Modeling non-linear relationships in epidemiological data: The application and interpretation of spline models

Noah A Schuster; Judith J M Rijnhart; Jos W R Twisk; Martijn W Heymans

doi:10.3389/fepid.2022.975380

Modeling non-linear relationships in epidemiological data: The application and interpretation of spline models

Front Epidemiol. 2022 Aug 18:2:975380. doi: 10.3389/fepid.2022.975380. eCollection 2022.

Authors

Noah A Schuster^{1

2}, Judith J M Rijnhart^{1

2}, Jos W R Twisk^{1

2}, Martijn W Heymans^{1

2}

Affiliations

¹ Amsterdam UMC location Vrije Universiteit Amsterdam, Epidemiology and Data Science, Amsterdam, Netherlands.
² Amsterdam Public Health, Methodology, Amsterdam, Netherlands.

Abstract

Objective: Traditional methods to deal with non-linearity in regression analysis often result in loss of information or compromised interpretability of the results. A recommended but underutilized method for modeling non-linear associations in regression models is spline functions. We explain spline functions in a non-mathematical way and illustrate the application and interpretation to an empirical data example.

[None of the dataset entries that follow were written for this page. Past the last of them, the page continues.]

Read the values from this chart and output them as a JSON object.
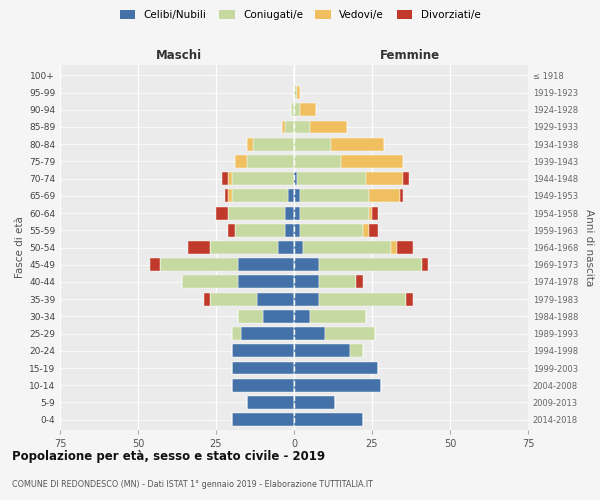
{
  "age_groups": [
    "0-4",
    "5-9",
    "10-14",
    "15-19",
    "20-24",
    "25-29",
    "30-34",
    "35-39",
    "40-44",
    "45-49",
    "50-54",
    "55-59",
    "60-64",
    "65-69",
    "70-74",
    "75-79",
    "80-84",
    "85-89",
    "90-94",
    "95-99",
    "100+"
  ],
  "birth_years": [
    "2014-2018",
    "2009-2013",
    "2004-2008",
    "1999-2003",
    "1994-1998",
    "1989-1993",
    "1984-1988",
    "1979-1983",
    "1974-1978",
    "1969-1973",
    "1964-1968",
    "1959-1963",
    "1954-1958",
    "1949-1953",
    "1944-1948",
    "1939-1943",
    "1934-1938",
    "1929-1933",
    "1924-1928",
    "1919-1923",
    "≤ 1918"
  ],
  "male": {
    "celibi": [
      20,
      15,
      20,
      20,
      20,
      17,
      10,
      12,
      18,
      18,
      5,
      3,
      3,
      2,
      0,
      0,
      0,
      0,
      0,
      0,
      0
    ],
    "coniugati": [
      0,
      0,
      0,
      0,
      0,
      3,
      8,
      15,
      18,
      25,
      22,
      16,
      18,
      18,
      20,
      15,
      13,
      3,
      1,
      0,
      0
    ],
    "vedovi": [
      0,
      0,
      0,
      0,
      0,
      0,
      0,
      0,
      0,
      0,
      0,
      0,
      0,
      1,
      1,
      4,
      2,
      1,
      0,
      0,
      0
    ],
    "divorziati": [
      0,
      0,
      0,
      0,
      0,
      0,
      0,
      2,
      0,
      3,
      7,
      2,
      4,
      1,
      2,
      0,
      0,
      0,
      0,
      0,
      0
    ]
  },
  "female": {
    "nubili": [
      22,
      13,
      28,
      27,
      18,
      10,
      5,
      8,
      8,
      8,
      3,
      2,
      2,
      2,
      1,
      0,
      0,
      0,
      0,
      0,
      0
    ],
    "coniugate": [
      0,
      0,
      0,
      0,
      4,
      16,
      18,
      28,
      12,
      33,
      28,
      20,
      22,
      22,
      22,
      15,
      12,
      5,
      2,
      1,
      0
    ],
    "vedove": [
      0,
      0,
      0,
      0,
      0,
      0,
      0,
      0,
      0,
      0,
      2,
      2,
      1,
      10,
      12,
      20,
      17,
      12,
      5,
      1,
      0
    ],
    "divorziate": [
      0,
      0,
      0,
      0,
      0,
      0,
      0,
      2,
      2,
      2,
      5,
      3,
      2,
      1,
      2,
      0,
      0,
      0,
      0,
      0,
      0
    ]
  },
  "colors": {
    "celibi": "#4472a8",
    "coniugati": "#c5d9a0",
    "vedovi": "#f0c060",
    "divorziati": "#c0392b"
  },
  "xlim": 75,
  "title": "Popolazione per età, sesso e stato civile - 2019",
  "subtitle": "COMUNE DI REDONDESCO (MN) - Dati ISTAT 1° gennaio 2019 - Elaborazione TUTTITALIA.IT",
  "ylabel": "Fasce di età",
  "ylabel_right": "Anni di nascita",
  "xlabel_maschi": "Maschi",
  "xlabel_femmine": "Femmine",
  "legend_labels": [
    "Celibi/Nubili",
    "Coniugati/e",
    "Vedovi/e",
    "Divorziati/e"
  ],
  "bg_color": "#f5f5f5",
  "plot_bg_color": "#ebebeb"
}
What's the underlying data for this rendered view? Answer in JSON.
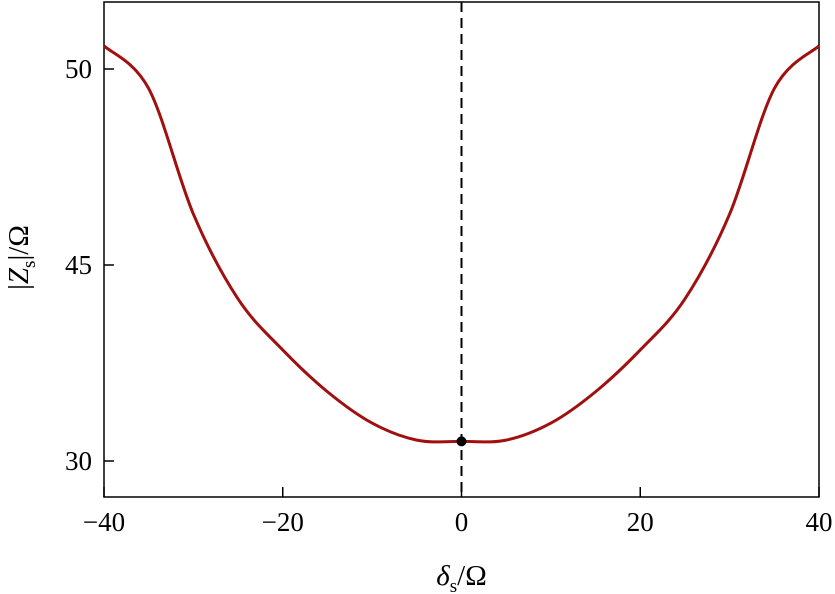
{
  "chart_data": {
    "type": "line",
    "title": "",
    "xlabel": {
      "symbol": "δ",
      "sub": "s",
      "suffix": "/Ω"
    },
    "ylabel": {
      "prefix": "|",
      "symbol": "Z",
      "sub": "s",
      "suffix": "|/Ω"
    },
    "xlim": [
      -40,
      40
    ],
    "ylim": [
      27.5,
      55.5
    ],
    "xticks": [
      -40,
      -20,
      0,
      20,
      40
    ],
    "xtick_labels": [
      "−40",
      "−20",
      "0",
      "20",
      "40"
    ],
    "yticks": [
      30,
      45,
      50
    ],
    "ytick_labels": [
      "30",
      "45",
      "50"
    ],
    "grid": false,
    "series": [
      {
        "color": "#A01010",
        "x": [
          -40,
          -35,
          -30,
          -25,
          -20,
          -15,
          -10,
          -5,
          0,
          5,
          10,
          15,
          20,
          25,
          30,
          35,
          40
        ],
        "y": [
          51.9,
          49.5,
          46.3,
          42.4,
          38.5,
          35.3,
          32.9,
          31.6,
          31.5,
          31.6,
          32.9,
          35.3,
          38.5,
          42.4,
          46.3,
          49.5,
          51.9
        ]
      }
    ],
    "vline": {
      "x": 0,
      "style": "dashed",
      "color": "#000000"
    },
    "marker": {
      "x": 0,
      "y": 31.5,
      "color": "#000000"
    }
  }
}
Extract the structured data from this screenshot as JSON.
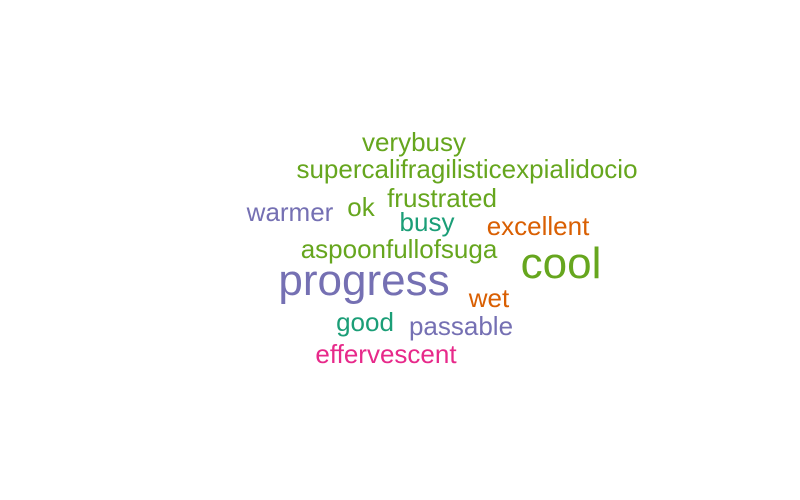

Methods: Using data from the Amsterdam Growth and Health Longitudinal Study, we examined the non-linear relationship between the sum of four skinfolds and VO₂max, which are measures of body fat and cardiorespiratory fitness, respectively. We compared traditional methods (i.e., quadratic regression and categorization) to spline methods [1- and 3-knot linear spline (LSP) models and a 3-knot restricted cubic spline (RCS) model] in terms of the interpretability of the results and their explained variance ( $r_{a d j}^{2}$ ).

Results: The spline models fitted the data better than the traditional methods. Increasing the number of knots in the LSP model increased the explained variance (from $r_{a d j}^{2} = 0.578$ for the 1-knot model to $r_{a d j}^{2} = 0.582$ for the 3-knot model). The RCS model fitted the data best ( $r_{a d j}^{2} = 0.591$ ), but results in regression coefficients that are harder to interpret.

Conclusion: Spline functions should be considered more often as they are flexible and can be applied in commonly used regression analysis. RCS regression is generally recommended for prediction research (i.e., to obtain the predicted outcome for a specific exposure value), whereas LSP regression is recommended if one is interested in the effects in a population.

Keywords: epidemiological methods; linear splines; non-linearity; regression analysis; restricted cubic splines; spline functions.